Cast & Crew
la mécanique humaine

Avec Les Enfants de Belle Ville (Shahr-e Ziba, 2004), Farhadi signe son deuxième long métrage. Sous les apparences d’un drame judiciaire, le réalisateur iranien construit une réflexion dense sur la justice et le pardon. À partir d’une intrigue simple : Akbar, un adolescent condamné à mort pour avoir tué la jeune femme qu’il aimait lors d’un crime passionnel conçu, dans son esprit, comme un double suicide, atteint ses dix-huit ans et devient légalement exécutable. Son ami Alaa, accompagné de la sœur d’Akbar, se lance alors dans une course contre le temps pour convaincre le père de la victime d’accorder son pardon.
Le film repose sur une singularité juridique iranienne : dans les affaires de meurtre, la famille de la victime peut choisir d’exiger l’application du qisas (la loi du talion) ou d’accorder son pardon, parfois contre le versement d’une compensation financière (diya).
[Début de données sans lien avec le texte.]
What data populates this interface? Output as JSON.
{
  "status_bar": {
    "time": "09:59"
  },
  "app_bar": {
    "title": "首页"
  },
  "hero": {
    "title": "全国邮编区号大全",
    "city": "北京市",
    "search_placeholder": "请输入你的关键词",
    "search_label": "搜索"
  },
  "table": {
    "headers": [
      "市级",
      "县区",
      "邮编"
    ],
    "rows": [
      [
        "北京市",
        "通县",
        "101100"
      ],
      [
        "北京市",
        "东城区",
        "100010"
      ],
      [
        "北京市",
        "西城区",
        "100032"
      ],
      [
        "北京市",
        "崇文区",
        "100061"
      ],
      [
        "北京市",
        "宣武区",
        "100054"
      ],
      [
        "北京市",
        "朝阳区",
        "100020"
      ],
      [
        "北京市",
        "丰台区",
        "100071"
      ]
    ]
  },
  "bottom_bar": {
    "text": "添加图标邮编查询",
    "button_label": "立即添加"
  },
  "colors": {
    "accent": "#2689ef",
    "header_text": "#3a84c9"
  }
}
Cette disposition devient sous le regard de Farhadi un extraordinaire laboratoire cinématographique. Car elle déplace la question essentielle. La justice ne cherche plus uniquement à établir une culpabilité ; elle interroge celui qui détient le pouvoir de rompre la chaîne de la violence.
Dans cette perspective, le pardon cesse d’être un élan du cœur pour devenir un espace de négociation. C’est tout le génie du scénario : Personne ne remet véritablement en question les actes d’Akbar. Leur gravité ne fait aucun doute. Le débat porte exclusivement sur la valeur de sa vie restante. Combien vaut une seconde chance ? À quelles conditions peut-on continuer d’exister après avoir détruit une existence ? Peut-on seulement convertir une perte irréparable en décision juridique ?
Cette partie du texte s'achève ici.